[Springhaven by R. D. Blackmore]@TWC D-Link book
Springhaven

CHAPTER XXXIII
11/18

And the same with your breakfast, and your supper too, and a good long night to get over it.

Do you jump up in bed, before you have shut both eyes, hearing or fancying you have heard the bell, that calls you out into the cold, and the dark, and a wet saddle, from a warm pillow?
And putting that by, as a trouble of the war, and the chance of being shot at by dark tall men"-- here Faith shuddered at her own presentment, as the image of Caryl Carne passed before her--"have you to consider, at every turn, that whatever you do--though you mean it for the best--will be twisted and turned against you by some one, and made into wickedness that you never dreamed of, by envious people, whose grudge against you is that they fancy you look down on them?
Though I am sure of one thing, and that is that my father, instead of looking down upon any honest man because he is poor, looks up to him; and so do I; and so does every gentleman or lady.
And any one who goes about to persuade the working-people--as they are called, because they have to use their hands more--that people like my father look down upon them, and treat them like dogs, and all those wicked stories--all I can say is, any man who does it deserves to be put in the stocks, or the pillory, or even to be transported as an enemy to his country." Dan looked at the lady with great surprise.

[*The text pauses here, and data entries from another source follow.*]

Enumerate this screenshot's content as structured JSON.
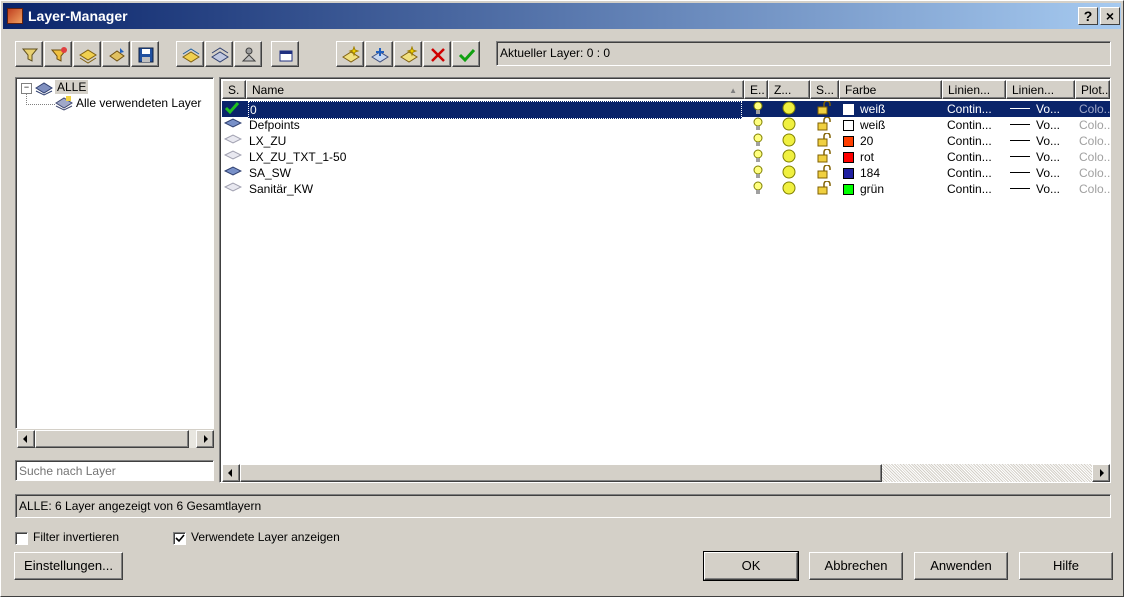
{
  "window": {
    "title": "Layer-Manager",
    "help_button": "?",
    "close_button": "×"
  },
  "current_layer": "Aktueller Layer: 0 : 0",
  "tree": {
    "root": "ALLE",
    "child": "Alle verwendeten Layer"
  },
  "search": {
    "placeholder": "Suche nach Layer"
  },
  "columns": [
    "S.",
    "Name",
    "E..",
    "Z...",
    "S...",
    "Farbe",
    "Linien...",
    "Linien...",
    "Plot..."
  ],
  "rows": [
    {
      "name": "0",
      "color_name": "weiß",
      "color_hex": "#ffffff",
      "linetype": "Contin...",
      "lineweight": "Vo...",
      "plot": "Colo...",
      "current": true,
      "icon": "check-icon"
    },
    {
      "name": "Defpoints",
      "color_name": "weiß",
      "color_hex": "#ffffff",
      "linetype": "Contin...",
      "lineweight": "Vo...",
      "plot": "Colo...",
      "icon": "layers-used-icon"
    },
    {
      "name": "LX_ZU",
      "color_name": "20",
      "color_hex": "#ff3f00",
      "linetype": "Contin...",
      "lineweight": "Vo...",
      "plot": "Colo...",
      "icon": "layers-unused-icon"
    },
    {
      "name": "LX_ZU_TXT_1-50",
      "color_name": "rot",
      "color_hex": "#ff0000",
      "linetype": "Contin...",
      "lineweight": "Vo...",
      "plot": "Colo...",
      "icon": "layers-unused-icon"
    },
    {
      "name": "SA_SW",
      "color_name": "184",
      "color_hex": "#1f1fa0",
      "linetype": "Contin...",
      "lineweight": "Vo...",
      "plot": "Colo...",
      "icon": "layers-used-icon"
    },
    {
      "name": "Sanitär_KW",
      "color_name": "grün",
      "color_hex": "#00ff00",
      "linetype": "Contin...",
      "lineweight": "Vo...",
      "plot": "Colo...",
      "icon": "layers-unused-icon"
    }
  ],
  "status": "ALLE: 6 Layer angezeigt von 6 Gesamtlayern",
  "options": {
    "invert_filter": "Filter invertieren",
    "show_used": "Verwendete Layer anzeigen",
    "invert_checked": false,
    "show_used_checked": true
  },
  "buttons": {
    "settings": "Einstellungen...",
    "ok": "OK",
    "cancel": "Abbrechen",
    "apply": "Anwenden",
    "help": "Hilfe"
  },
  "toolbar_icons": [
    "new-properties-filter-icon",
    "new-group-filter-icon",
    "layer-states-icon",
    "layer-translate-icon",
    "save-icon",
    "isolate-layer-icon",
    "unisolate-layer-icon",
    "layer-walk-icon",
    "layer-window-icon",
    "new-layer-icon",
    "new-layer-vp-frozen-icon",
    "new-layer-from-template-icon",
    "delete-layer-icon",
    "set-current-icon"
  ]
}
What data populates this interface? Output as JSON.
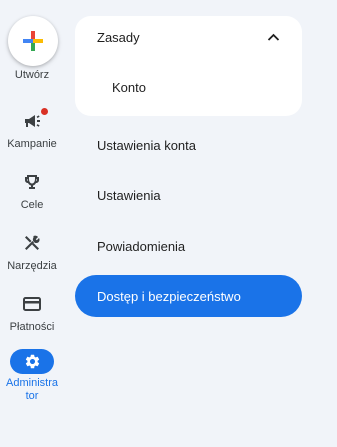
{
  "rail": {
    "create_label": "Utwórz",
    "items": [
      {
        "label": "Kampanie",
        "icon": "campaign-icon"
      },
      {
        "label": "Cele",
        "icon": "trophy-icon"
      },
      {
        "label": "Narzędzia",
        "icon": "tools-icon"
      },
      {
        "label": "Płatności",
        "icon": "credit-card-icon"
      },
      {
        "label_line1": "Administra",
        "label_line2": "tor",
        "icon": "gear-icon",
        "active": true
      }
    ]
  },
  "menu": {
    "section": {
      "label": "Zasady",
      "expanded": true,
      "children": [
        {
          "label": "Konto"
        }
      ]
    },
    "items": [
      {
        "label": "Ustawienia konta"
      },
      {
        "label": "Ustawienia"
      },
      {
        "label": "Powiadomienia"
      },
      {
        "label": "Dostęp i bezpieczeństwo",
        "active": true
      }
    ]
  },
  "colors": {
    "accent": "#1a73e8",
    "background": "#f1f4f9",
    "badge": "#d93025"
  }
}
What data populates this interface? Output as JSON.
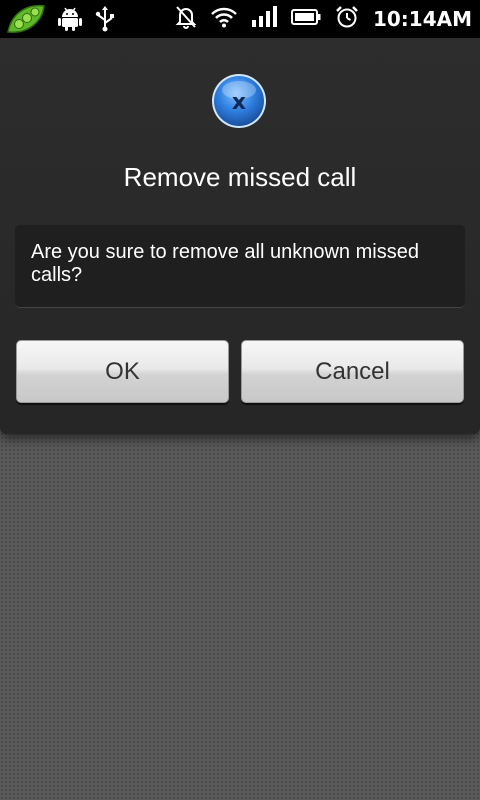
{
  "status_bar": {
    "time": "10:14AM",
    "left_icons": [
      "peapod-app-icon",
      "android-debug-icon",
      "usb-icon"
    ],
    "right_icons": [
      "notifications-muted-icon",
      "wifi-icon",
      "signal-icon",
      "battery-icon",
      "alarm-icon"
    ]
  },
  "dialog": {
    "icon": "close-x-icon",
    "title": "Remove missed call",
    "message": "Are you sure to remove all unknown missed calls?",
    "ok_label": "OK",
    "cancel_label": "Cancel"
  },
  "colors": {
    "dialog_bg": "#2a2a2a",
    "message_bg": "#1f1f1f",
    "icon_blue": "#2f7fe0",
    "background": "#5a5a5a"
  }
}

He had always known her to be kind and gentle, and what the old people called "mannersome," to every living body that came near her.

But to hear her put, better than he could put them, his own budding sentiments (which he thought to be new, with the timeworn illusion of young Liberals), and to know from her bright cheeks, and brighter eyes, that her heart was in every word of it, and to feel himself rebuked for the evil he had thought, and the mischief he had given ear to--all this was enough to make him angry with himself, and uncertain how to answer.
"I am certain that you never thought of such things," Miss Darling continued, with her gentle smile returning; "you are much too industrious and sensible for that.

But I hear that some persons are now in our parish who make it their business, for some reason of their own, to spread ill-will and jealousy and hatred everywhere, to make us all strangers and foes to one another, and foreigners to our own country.